You crush a drive so long and straight that you lose feeling in your toes because you pose on it for so long. On your ensuing approach, you regain feeling, but this time it's in your stomach you want to vomit as you watch your ball fly 20 yards right of the green. It's the third pushed iron following a great drive this round.
What's going on here
You're swinging your irons like your driver. Every full swing traces the same shape with, hopefully, the same tempo. But your driver shaft is longer and flatter than those on your irons, so if you mirror your perfect driver swing with your irons, you'll come into the ball too flat and push it right or, if you're handsy, hit a smother hook.
What's the difference
The design of each club tells you how to move it to the top. With its flatter lie, a driver wants to trace a flatter path on your backswing, so it sets you taller in your address posture. Your irons are built to trace a steeper backswing path. The arc is the same -- only its relationship to the horizon changes. All you have to do is turn your shoulders so that the shaft angle at the top matches the shaft angle at address. With an iron, that means turning your left shoulder so it points more toward the ground than it does when you're swinging your driver.
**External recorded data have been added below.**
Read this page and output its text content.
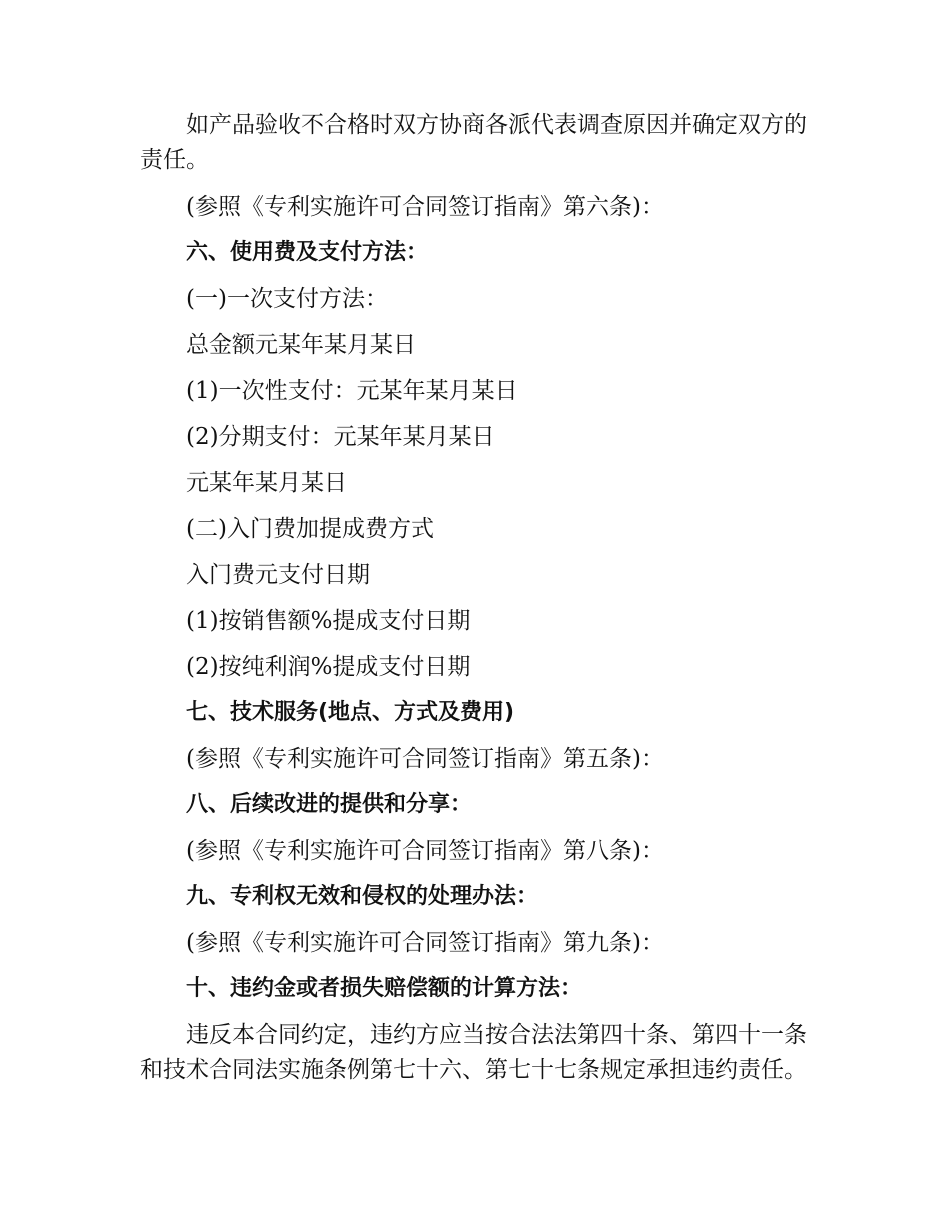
如产品验收不合格时双方协商各派代表调查原因并确定双方的责任。

(参照《专利实施许可合同签订指南》第六条)：

六、使用费及支付方法：

(一)一次支付方法：

总金额元某年某月某日

(1)一次性支付：元某年某月某日

(2)分期支付：元某年某月某日

元某年某月某日

(二)入门费加提成费方式

入门费元支付日期

(1)按销售额%提成支付日期

(2)按纯利润%提成支付日期

七、技术服务(地点、方式及费用)

(参照《专利实施许可合同签订指南》第五条)：

八、后续改进的提供和分享：

(参照《专利实施许可合同签订指南》第八条)：

九、专利权无效和侵权的处理办法：

(参照《专利实施许可合同签订指南》第九条)：

十、违约金或者损失赔偿额的计算方法：

违反本合同约定，违约方应当按合法法第四十条、第四十一条和技术合同法实施条例第七十六、第七十七条规定承担违约责任。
|A driver's longer shaft length and flatter lie angle set up a flatter swing plane.||The more upright lie of an iron creates a steeper swing plane for you to follow.||On-plane swings create matching shaft angles at address and at the top.||Shaft angles at address and at the top are much steeper when swinging an iron.|
How to find the right swing for each club
Assume your address position with any club and take your grip as best you can while holding a golf ball in your right hand. Now, take your right hand back like you would in your backswing, but in an attempt to throw the ball in your hand at the ball on the ground. Because of the way the club positions you at address, and your body's innate ability to target-locate, you'll automatically trace the correct backswing path, positioning your right hand exactly where it needs to be to properly deliver the clubhead from the top. Transfer this feeling to real swings, and you'll quickly hit your driver and irons like you're supposed to.